According to Insider Monkey’s database, 61 hedge funds were bullish on Oracle Corporation (NYSE:ORCL) at the end of the first quarter of 2022, up from 57 funds in the earlier quarter. Jean-Marie Eveillard’s First Eagle Investment Management is the biggest shareholder of the company, with about 26 million shares worth $2.14 billion. 

Here is what ClearBridge Large Cap Value Strategy has to say about Oracle Corporation (NYSE:ORCL) in its Q3 2021 investor letter:

“While the information technology (IT) sector in the benchmark stalled amid rising rates, our holdings outperformed in relative terms, helped in part by a strong quarter from Oracle, the dominant provider of on-premise database software for large enterprises globally and an increasingly viable cloud competitor. Solid quarterly results, raised guidance, healthy underlying metrics and an attractive valuation contributed to strong performance during the period.”

6. Netflix, Inc. (NASDAQ:NFLX)

Number of Hedge Fund Holders: 109

Netflix, Inc. (NASDAQ:NFLX) is an American subscription streaming and entertainment services company. Billionaire Steven Cohen’s Point72 Asset Management acquired 230,650 shares of Netflix, Inc. (NASDAQ:NFLX) in the first quarter of 2022, worth $86.3 million. 

Netflix, Inc. (NASDAQ:NFLX) posted its financial results for Q1 2022, reporting earnings per share of $3.53, beating estimates by $0.61. The revenue of $7.87 billion, however, fell short of analysts’ predictions by $75.56 million. 

On May 24, Citi analyst Jason Bazinet observed that once Netflix, Inc. (NASDAQ:NFLX)’s subscriber base started to shrink, investors stopped seeing the firm as a growth stock, and given its lack of free cash flow, value investors are unsure how to categorize the company. “As such, Netflix’s equity does not have a natural investor base”, said the analyst. He believes Netflix, Inc. (NASDAQ:NFLX) has two options – introduce a lower priced advertising tier or monetize account sharing. He kept a Buy rating and a $295 price target on the stock. 

Among the hedge funds tracked by Insider Monkey, 109 funds were long Netflix, Inc. (NASDAQ:NFLX) at the end of Q1 2022, compared to 113 funds in the last quarter. Bill Ackman’s Pershing Square held a significant stake in the company, comprising 3.10 million shares worth $1.16 billion. 

Like Booking Holdings Inc. (NASDAQ:BKNG), Amazon.com, Inc. (NASDAQ:AMZN), and Visa Inc. (NYSE:V), Netflix, Inc. (NASDAQ:NFLX) is a notable pick of billionaire Steve Cohen in 2022.

Here is what ClearBridge Investments has to say about Netflix, Inc. (NASDAQ:NFLX) in its Q1 2022 investor letter:

“After being a prime beneficiary of increased viewing patterns during the stay-at-home period of COVID-19, Netflix is recalibrating what a normal growth trajectory will look like as global economies fully reopen. The stock fell sharply after the company modestly reduced its net subscriber additions for the current quarter, calling into question its ability to continue to deliver double-digit subscriber growth.
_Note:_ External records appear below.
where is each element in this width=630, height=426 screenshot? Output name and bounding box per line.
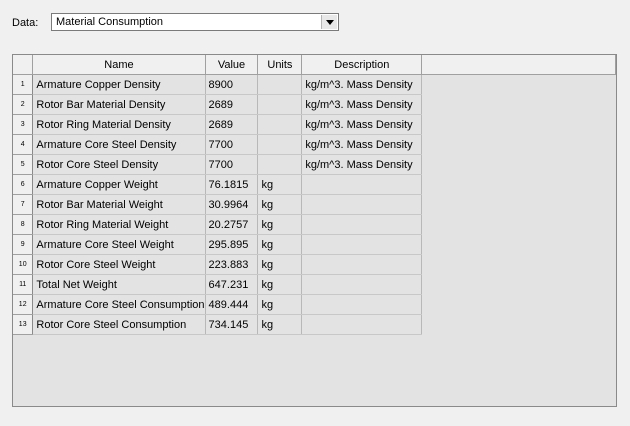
row-number[interactable]: 4 (13, 134, 34, 155)
row-number[interactable]: 6 (13, 174, 34, 195)
data-dropdown[interactable]: Material Consumption (51, 13, 339, 31)
cell-name[interactable]: Armature Copper Density (32, 74, 206, 95)
table-row[interactable]: 2 Rotor Bar Material Density 2689 kg/m^3. M… (13, 94, 616, 115)
cell-value[interactable]: 647.231 (205, 274, 259, 295)
row-number[interactable]: 2 (13, 94, 34, 115)
cell-name[interactable]: Armature Core Steel Density (32, 134, 206, 155)
row-number[interactable]: 5 (13, 154, 34, 175)
data-table: Name Value Units Description 1 Armature C… (13, 55, 616, 335)
cell-name[interactable]: Rotor Ring Material Density (32, 114, 206, 135)
chevron-down-icon (325, 19, 334, 25)
cell-value[interactable]: 223.883 (205, 254, 259, 275)
cell-value[interactable]: 8900 (205, 74, 259, 95)
cell-value[interactable]: 20.2757 (205, 214, 259, 235)
cell-description[interactable]: kg/m^3. Mass Density (301, 114, 423, 135)
cell-units[interactable] (257, 154, 303, 175)
cell-units[interactable]: kg (257, 274, 303, 295)
cell-description[interactable] (301, 194, 423, 215)
cell-name[interactable]: Armature Copper Weight (32, 174, 206, 195)
row-number[interactable]: 9 (13, 234, 34, 255)
cell-description[interactable] (301, 234, 423, 255)
header-row: Name Value Units Description (13, 55, 616, 75)
cell-description[interactable] (301, 214, 423, 235)
table-row[interactable]: 4 Armature Core Steel Density 7700 kg/m^3. … (13, 134, 616, 155)
cell-description[interactable] (301, 254, 423, 275)
cell-units[interactable]: kg (257, 314, 303, 335)
cell-value[interactable]: 2689 (205, 94, 259, 115)
cell-value[interactable]: 2689 (205, 114, 259, 135)
cell-description[interactable]: kg/m^3. Mass Density (301, 134, 423, 155)
table-row[interactable]: 5 Rotor Core Steel Density 7700 kg/m^3. Mas… (13, 154, 616, 175)
row-number[interactable]: 13 (13, 314, 34, 335)
cell-name[interactable]: Rotor Core Steel Density (32, 154, 206, 175)
corner-header[interactable] (13, 55, 34, 75)
cell-units[interactable]: kg (257, 174, 303, 195)
column-header-description[interactable]: Description (301, 55, 423, 75)
cell-value[interactable]: 7700 (205, 134, 259, 155)
cell-units[interactable]: kg (257, 194, 303, 215)
table-row[interactable]: 13 Rotor Core Steel Consumption 734.145 kg (13, 314, 616, 335)
cell-name[interactable]: Rotor Ring Material Weight (32, 214, 206, 235)
cell-name[interactable]: Rotor Bar Material Density (32, 94, 206, 115)
table-row[interactable]: 6 Armature Copper Weight 76.1815 kg (13, 174, 616, 195)
cell-units[interactable]: kg (257, 234, 303, 255)
row-number[interactable]: 7 (13, 194, 34, 215)
cell-units[interactable]: kg (257, 294, 303, 315)
column-header-name[interactable]: Name (32, 55, 206, 75)
data-label: Data: (12, 17, 39, 29)
cell-value[interactable]: 295.895 (205, 234, 259, 255)
cell-description[interactable]: kg/m^3. Mass Density (301, 74, 423, 95)
cell-value[interactable]: 7700 (205, 154, 259, 175)
cell-description[interactable] (301, 274, 423, 295)
cell-units[interactable]: kg (257, 214, 303, 235)
cell-units[interactable]: kg (257, 254, 303, 275)
cell-name[interactable]: Rotor Bar Material Weight (32, 194, 206, 215)
cell-units[interactable] (257, 134, 303, 155)
cell-value[interactable]: 76.1815 (205, 174, 259, 195)
cell-name[interactable]: Armature Core Steel Consumption (32, 294, 206, 315)
table-row[interactable]: 10 Rotor Core Steel Weight 223.883 kg (13, 254, 616, 275)
row-number[interactable]: 1 (13, 74, 34, 95)
row-number[interactable]: 3 (13, 114, 34, 135)
cell-description[interactable] (301, 174, 423, 195)
cell-description[interactable]: kg/m^3. Mass Density (301, 94, 423, 115)
grid-body: 1 Armature Copper Density 8900 kg/m^3. Mass… (13, 74, 616, 335)
cell-description[interactable] (301, 314, 423, 335)
column-header-value[interactable]: Value (205, 55, 259, 75)
table-row[interactable]: 1 Armature Copper Density 8900 kg/m^3. Mass… (13, 74, 616, 95)
cell-description[interactable] (301, 294, 423, 315)
table-row[interactable]: 8 Rotor Ring Material Weight 20.2757 kg (13, 214, 616, 235)
cell-units[interactable] (257, 74, 303, 95)
dropdown-arrow-button[interactable] (321, 15, 337, 29)
cell-value[interactable]: 489.444 (205, 294, 259, 315)
data-grid[interactable]: Name Value Units Description 1 Armature C… (12, 54, 617, 407)
cell-value[interactable]: 734.145 (205, 314, 259, 335)
column-header-units[interactable]: Units (257, 55, 303, 75)
row-number[interactable]: 10 (13, 254, 34, 275)
row-number[interactable]: 12 (13, 294, 34, 315)
table-row[interactable]: 12 Armature Core Steel Consumption 489.444… (13, 294, 616, 315)
cell-name[interactable]: Rotor Core Steel Consumption (32, 314, 206, 335)
table-row[interactable]: 7 Rotor Bar Material Weight 30.9964 kg (13, 194, 616, 215)
table-row[interactable]: 3 Rotor Ring Material Density 2689 kg/m^3. … (13, 114, 616, 135)
cell-name[interactable]: Armature Core Steel Weight (32, 234, 206, 255)
table-row[interactable]: 11 Total Net Weight 647.231 kg (13, 274, 616, 295)
table-row[interactable]: 9 Armature Core Steel Weight 295.895 kg (13, 234, 616, 255)
data-dropdown-value: Material Consumption (56, 16, 163, 28)
cell-units[interactable] (257, 94, 303, 115)
column-header-empty (421, 55, 616, 75)
cell-description[interactable]: kg/m^3. Mass Density (301, 154, 423, 175)
row-number[interactable]: 11 (13, 274, 34, 295)
cell-units[interactable] (257, 114, 303, 135)
cell-name[interactable]: Rotor Core Steel Weight (32, 254, 206, 275)
row-number[interactable]: 8 (13, 214, 34, 235)
cell-value[interactable]: 30.9964 (205, 194, 259, 215)
cell-name[interactable]: Total Net Weight (32, 274, 206, 295)
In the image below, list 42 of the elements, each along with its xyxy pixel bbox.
We believe one of our edges as active managers is our long-term orientation and willingness to be both early and patient with additions to the portfolio. With Netflix, we remain convinced that our thesis for owning the stock is intact. While some fear the U.S. streaming market is becoming saturated, Netflix’s penetration of global broadband homes is still less than 50%, a figure that doesn’t even include the opportunity to attract more mobile-only smartphone users.”